M. Khandan a déjà dit que sa femme purgeait une peine de plus de 30 ans pour des infractions présumées à la sécurité nationale liées à son travail. Avant l’arrestation de Mme Sotoudeh en 2018, elle défendait les femmes iraniennes détenues pour avoir enlevé leur voile obligatoire ou leur foulard dans des actes de protestation publique contre les religieux au pouvoir en Iran. Les militants des droits humains ont dit qu’elle devait purger 12 ans avant d’être admissible à la libération conditionnelle.
M. Khandan, qui est lui-même un militant des droits humains, a été arrêté en septembre 2018 et accusé de subversion pour avoir fait campagne publiquement en faveur de la libération de sa femme. Il a été libéré en décembre 2018 et condamné le mois suivant à six ans de prison mais il est resté libre dans l'attente d'un appel.
Dans un post sur Facebook le 27 juillet, M. Khandan a déclaré avoir appris qu'un procureur de Téhéran avait gelé les comptes de sa femme à la banque Pasargad dans un effort apparent pour faire pression financièrement sur le couple.
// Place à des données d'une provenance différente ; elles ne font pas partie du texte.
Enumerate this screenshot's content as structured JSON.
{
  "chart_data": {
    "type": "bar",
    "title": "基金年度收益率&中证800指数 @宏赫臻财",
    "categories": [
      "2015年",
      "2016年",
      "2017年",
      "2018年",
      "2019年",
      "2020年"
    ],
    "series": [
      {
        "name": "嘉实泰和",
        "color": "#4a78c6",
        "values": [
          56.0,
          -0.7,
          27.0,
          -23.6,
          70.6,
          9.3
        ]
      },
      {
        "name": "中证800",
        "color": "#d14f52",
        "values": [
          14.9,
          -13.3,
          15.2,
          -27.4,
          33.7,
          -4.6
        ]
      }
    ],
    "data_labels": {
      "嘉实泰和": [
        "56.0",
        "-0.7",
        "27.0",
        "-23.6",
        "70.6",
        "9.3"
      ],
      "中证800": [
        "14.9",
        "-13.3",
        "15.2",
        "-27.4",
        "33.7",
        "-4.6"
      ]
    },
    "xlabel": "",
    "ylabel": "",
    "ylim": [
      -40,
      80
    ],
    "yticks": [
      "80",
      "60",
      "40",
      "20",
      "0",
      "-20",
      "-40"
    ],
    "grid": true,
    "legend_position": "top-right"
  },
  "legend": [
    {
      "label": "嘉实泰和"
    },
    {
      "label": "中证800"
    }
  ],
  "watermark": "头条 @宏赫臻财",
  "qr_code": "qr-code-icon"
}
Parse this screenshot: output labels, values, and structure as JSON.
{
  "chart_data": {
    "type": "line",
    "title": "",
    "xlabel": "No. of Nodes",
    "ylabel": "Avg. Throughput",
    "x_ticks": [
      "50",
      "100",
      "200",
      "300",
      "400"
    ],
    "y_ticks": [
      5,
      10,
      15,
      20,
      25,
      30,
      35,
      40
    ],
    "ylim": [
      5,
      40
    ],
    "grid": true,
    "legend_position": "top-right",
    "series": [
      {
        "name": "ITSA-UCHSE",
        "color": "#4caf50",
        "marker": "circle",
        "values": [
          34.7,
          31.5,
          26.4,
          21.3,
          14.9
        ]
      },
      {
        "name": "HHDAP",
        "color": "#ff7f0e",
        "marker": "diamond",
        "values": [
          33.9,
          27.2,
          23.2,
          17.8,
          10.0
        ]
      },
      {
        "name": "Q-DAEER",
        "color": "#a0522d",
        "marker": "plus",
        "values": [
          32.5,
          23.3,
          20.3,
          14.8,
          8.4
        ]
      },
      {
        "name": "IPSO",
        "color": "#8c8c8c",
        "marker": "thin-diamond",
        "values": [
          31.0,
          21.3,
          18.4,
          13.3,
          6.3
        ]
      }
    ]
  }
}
Il a juré de ne pas rester silencieux face à ce qu'il a qualifié d’ « acte inhumain. »
Dans son interview à VOA, Khandan a déclaré qu'il était préoccupé par le fait que les autorités iraniennes pourraient saisir les biens et les propriétés d'autres militants également.
« C'est un grave danger pour tous les prisonniers politiques et les militants des droits humains en Iran », a-t-il déclaré.
Il n'y a eu aucun commentaire dans les médias officiels iraniens sur la nouvelle grève de la faim de Nasrin Sotoudeh ou sur les dernières remarques faites par son mari.